Coco Paving project manager Tom Thomason says the first phase of the work, tendered through the City of Barrie, included the installation of a pedestrian tunnel, north and south ramps and parking. Phase two, conducted on a tight schedule tendered through GO Transit, involved the construction of the rail and bus platforms, north and south access structures and roadway. “The project began in August of 2011 and had to be completed by the end of January.”
The pedestrian tunnel allows access from parking on the tracks’ south side to the rail and bus platforms on the north side.
Site work included storm and sanitary sewers, watermains, a roadway with two access points, rail and bus platforms, an electrical communication building, the structures on top of the ramps to the north and south, associated lighting and traffic signals, security, a closed-circuit television system and a PA system.
“We also installed eight heated and lighted bus and train shelters, two bike shelters, an emergency generator and a snow-melt system with more than 50,000 feet of poly line filled with glycol fed from three boilers to control ice and snow on the rail and bus platforms,” Thomason said. “The station is fully accessible so also includes ramps to access the rail and bus platforms.”
Bertram Construction built the actual station building.
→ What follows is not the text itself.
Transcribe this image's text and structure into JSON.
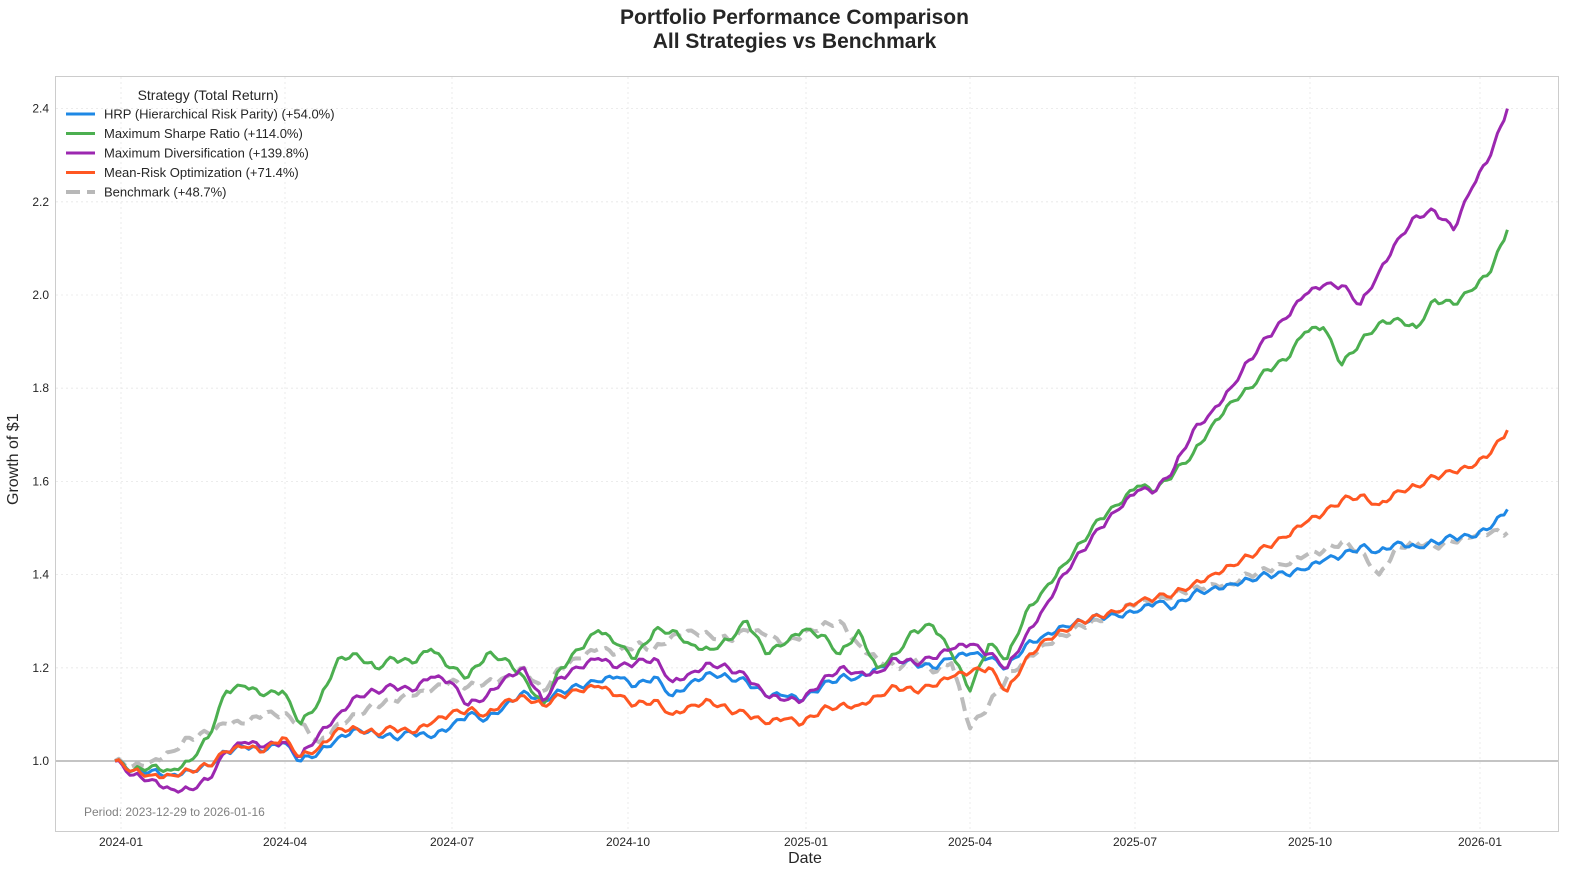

Project manager Mark Campsall says timing was the biggest challenge in erecting the steel and glass. “Essentially we installed two rectangular steel structures with composite shingle environmental roofs and lots of glass for visibility through both,” Campsall said. “The north station has a larger overhang to facilitate train boarding as well as a mechanical tower. Getting the steel on site on time was critical with the deadline we had to work under.”
Campsall says the roof’s lifetime guarantee with steel and glass construction will make these buildings sustainable and easy to maintain for the long term.
Coco, which had worked on a GO project in Barrie previously, appreciated the challenges of working alongside active tracks. “There are two parallel tracks running alongside the station,” Campsall said. “Though the GO track wouldn’t be in service until the station opening, the other track, owned by Barrie Collingwood Railway (BCRY) was active with two trains running weekly.”
Campsall says this proximity to an active track also required staff orientation sessions and that any semi-permanent set ups had to be located far enough back from the tracks to accommodate the traffic. “There was constant communication with the rail line and the presence of the flagman to ensure everyone’s safety and a full shut down whenever a train passed.”
Project engineers R.J. Burnside and Associates had responsibility for design, contract administration and project management. Project manager Jim Georgas said a primary challenge was in ensuring what GO and the City of Barrie wanted suited the waterfront location. “This is a station that will be used by GO passengers as well as local residents attending waterfront events,” he said. “Located as it is on the waterfront and adjacent to the historic Allandale station makes this a beautiful and memorable stop.”
Georgas credits the great collaboration of all team members in ensuring the consolidated schedule, and all client expectations, were met.